Photo: Nordic American Tankers

 Nordic American Tankers (NAT) announced an underwritten public offering of $100 million of its common shares pursuant to the Company’s effective shelf registration statement. 

At the Company’s request, the underwriters have reserved for sale an aggregate of approximately $1.2 million of its common shares for certain members of the Company’s board of directors, management and advisors, which includes approximately $1.0 million to be purchased by the Company’s Chairman and Chief Executive Officer and his immediate family. 
The Company also intends to grant the underwriters a 30-day option to purchase up to an additional 15% of the offering.
On December 1, 2017 NAT established a sale/leaseback arrangement for the three newbuilds to be delivered in 2018. The well known Aker Group of Norway (via 66.2% owned Ocean Yield) is behind this arrangement. The major Scandinavian banks, DnB of Norway and SEB of Sweden have established important guarantee provisions related to the recapitalization of NAT.

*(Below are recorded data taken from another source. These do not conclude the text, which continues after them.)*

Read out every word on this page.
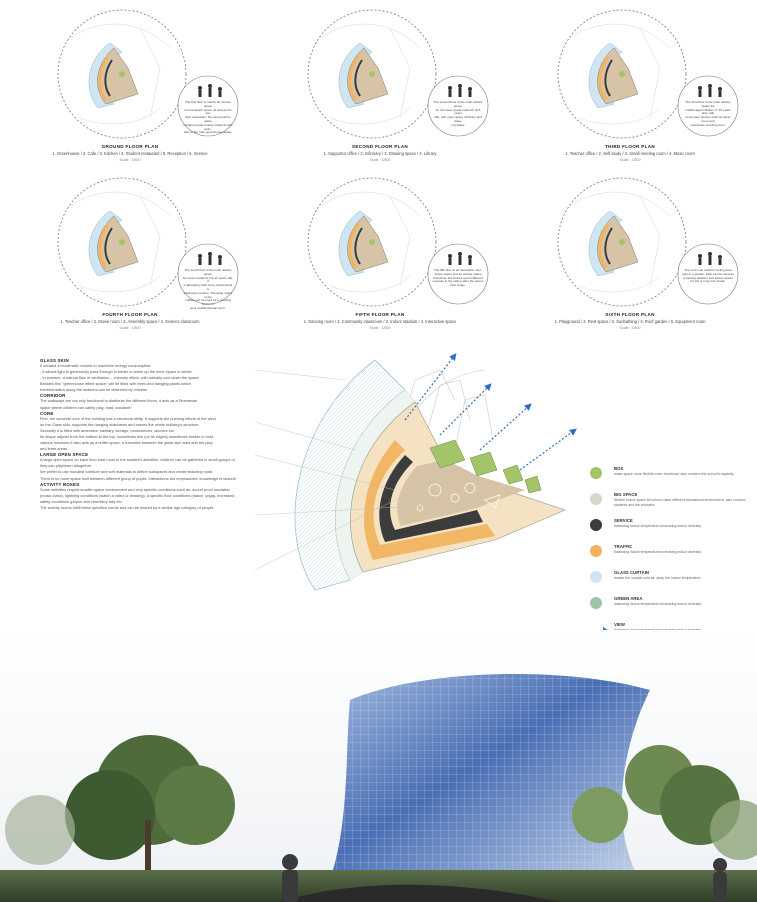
The first floor is mainly for service space
and reception space as well as the stu-
dent restaurant, the semi-exterior glass
curtain provide interity students with activ-
ities in the main greenhouse space
GROUND FLOOR PLAN
1. Greenhouse / 2. Cafe / 3. Kitchen / 4. Student restaurant / 5. Reception / 6. Service
Scale : 1/800
The second floor is the main activity space
for the lower grade students (6-8 years
old), with open space of library and draw-
ing space
SECOND FLOOR PLAN
1. Supportor office / 2. Infirmary / 3. Drawing space / 4. Library
Scale : 1/800
The third floor is the main activity space for
middle-aged children (7-10 years old), with
semi-open spaces such as study room and
interactive meeting room.
THIRD FLOOR PLAN
1. Teacher office / 2. Self-study / 3. Small meeting room / 4. Music room
Scale : 1/800
The fourth floor is the main activity space
for senior students (11-12 years old). It
is laboratory with more professional or
advanced courses. The large space in the
middle can be used as a meeting space or
as a multifunctional room.
FOURTH FLOOR PLAN
1. Teacher office / 2. Movie room / 3. Assembly space / 4. Science classroom
Scale : 1/800
The fifth floor is an interactive inter-
active space and an activity space
that those kid should need sufficient
exercise in the indoor after the phone
time range.
FIFTH FLOOR PLAN
1. Dancing room / 2. Community classroom / 3. Indoor stadium / 4. Interactive space
Scale : 1/800
The roof is an outdoor resting area
play in a garden. Kids can be used as
a viewing platform and leisure space
for kid or long time break.
SIXTH FLOOR PLAN
1. Playground / 2. Rest space / 3. Sunbathing / 4. Roof garden / 5. Equipment room
Scale : 1/800
GLASS SKIN
It created a bioclimatic volume to maximize energy consumption:
- It allows light to generously pass through in winter to warm up the inner space in winter.
- In summer, a natural flow of ventilation -- chimney effect- will naturally cool down the space.
Besides this "greenhouse effect space" will be filled with trees and hanging plants which
transformation along the seasons can be observed by children.
CORRIDOR
The walkways are not only functional to distribute the different floors, it acts as a Piranesian
space where children can safely play, read, socialize!
CORE
First, the concrete core of the building has a structural utility. It supports the pushing efforts of the wind
on the Glass skin, supports the hanging staircases and braces the whole building's structure.
Secondly it is filled with amenities: sanitary, storage, bookshelves, alcoves etc.
Its shape adjusts from the bottom to the top, sometimes thin (on its edges) sometimes thicker to host
various functions.It also acts as a buffer space, a transition between the glass skin area and the play
and learn areas.
LARGE OPEN SPACE
A large open space on each floor host most of the student's activities: children can be gathered in small groups or
they can play/learn altogether.
We prefer to use movable furniture and soft materials to define subspaces and create teaching node.
There is no more space limit between different group of pupils. Interactions are emphasized, knowledge is shared!
ACTIVITY BOXES
Some activities require smaller space environment and very specific conditions such as: sound proof insulation
(music class), lightning conditions (watch a video or drawing), a specific floor conditions (dance, yoga), increased
safety conditions (physic and chemistry lab) etc.
The activity rooms fulfill these specifics needs and can be shared by a similar age category of people.
BOX
make space more flexible,more functional; also conform the school's capacity
BIG SPACE
flexible indoor space let school make different educational environment, also connect students and the educator.
SERVICE
balancing indoor temperature,increasing indoor diversity.
TRAFFIC
balancing indoor temperature,increasing indoor diversity.
GLASS CURTAIN
Isolate the outside cold air ,keep the indoor temperature.
GREEN AREA
balancing indoor temperature,increasing indoor diversity.
VIEW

The Company intends to use the net proceeds of this offering, together with proceeds from recapitalization transactions, primarily to repay outstanding amounts under its current credit facility, finance the expansion of its fleet and for general corporate purposes.
The common shares purchased by the underwriters are expected to be offered for resale from time to time in negotiated transactions or otherwise, at market prices on the New York Stock Exchange prevailing at the time of sale, at prices related to such prevailing market prices or otherwise. On December 11, 2017, the closing price of the Company’s common shares on the New York Stock Exchange was $3.66 per share.
Morgan Stanley, Clarksons Platou Securities, Inc., DNB Markets, Inc., Skandinaviska Enskilda Banken AB (publ) and Seaport Global Securities LLC are acting as joint book-running managers for the offering.